House Bill 14-1182 is “necessary in order to deal with the situation caused by the change in our state testing system,” sponsor Rep. Millie Hamner, D-Dillon, told the committee.
New state tests in English language arts and math – based on the Common Core Standards – will be given in the spring of 2015. But, because of the challenges in analyzing new test results, the results for schools and districts won’t be final by early fall, as is the case with the TCAP tests.
The state’s performance ratings of schools and districts are based significantly both on test scores and on student academic growth over time as measured by those scores.
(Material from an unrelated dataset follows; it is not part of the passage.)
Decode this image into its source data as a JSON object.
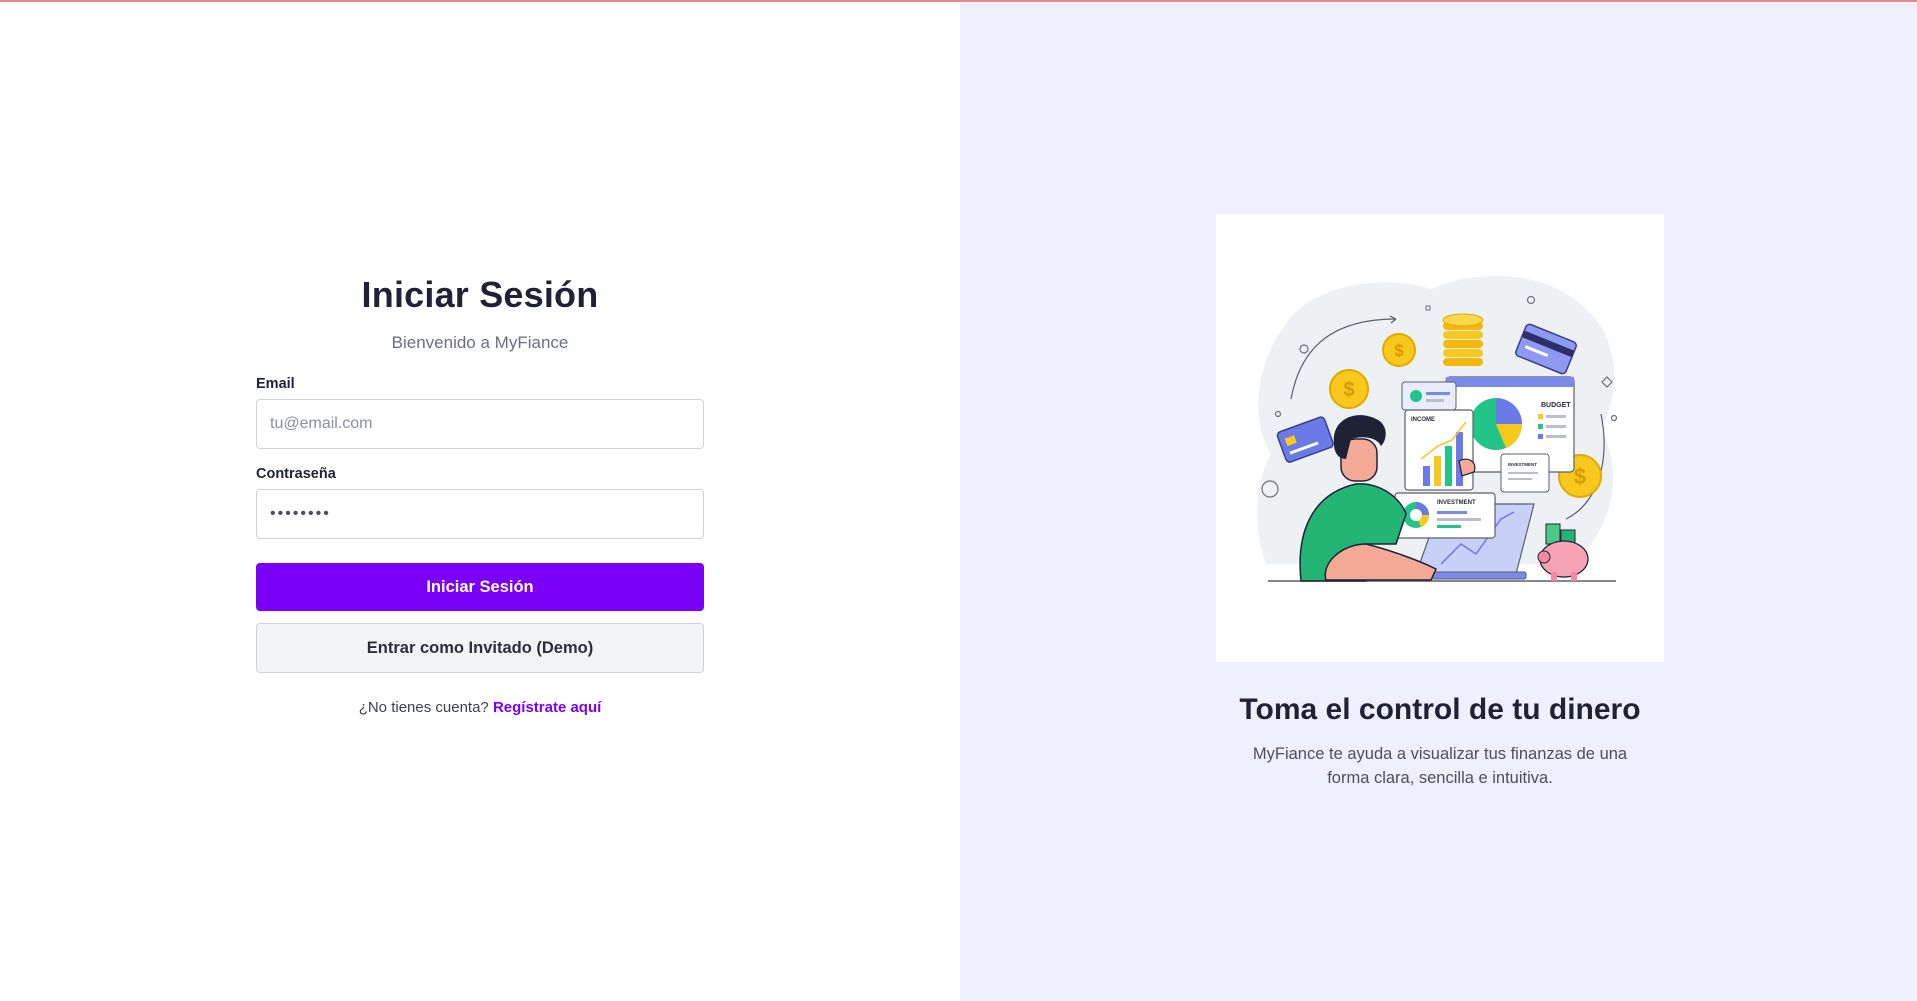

Those ratings usually are issued every November or December and go into effect for the next school year, which starts the following July 1.
Because results of the new tests won’t be available on the usual schedule, HB 14-1182 proposes that ratings issued next fall, which will be based on 2013-14 tests results, apply to both the 2014-15 and 2015-16 school years.
The issue is of particular importance to schools and districts that are on the so-called “accountability clock,” which applies to schools and districts that remain in the two lowest accreditation categories for five years. Such schools and districts are subject to specified State Board-ordered intervention after five years.
The accountability clock would continue to tick under HB 14-1182. But affected districts and schools that believe they’ve improved student achievement could provide additional evidence to the Department of Education in an effort change their 2015-16 ratings. And the bill would give the state board additional flexibility in deciding what improvement measures to impose on districts and schools for which the clock has chimed.
A relatively small number of schools and districts would be affected by the bill. Only two districts, the Aurora Public Schools and Weld Re-8, would go into the fifth year in 2015-16, unless they improve their performance before then. Some 31 individual schools in multiple districts are in the same situation.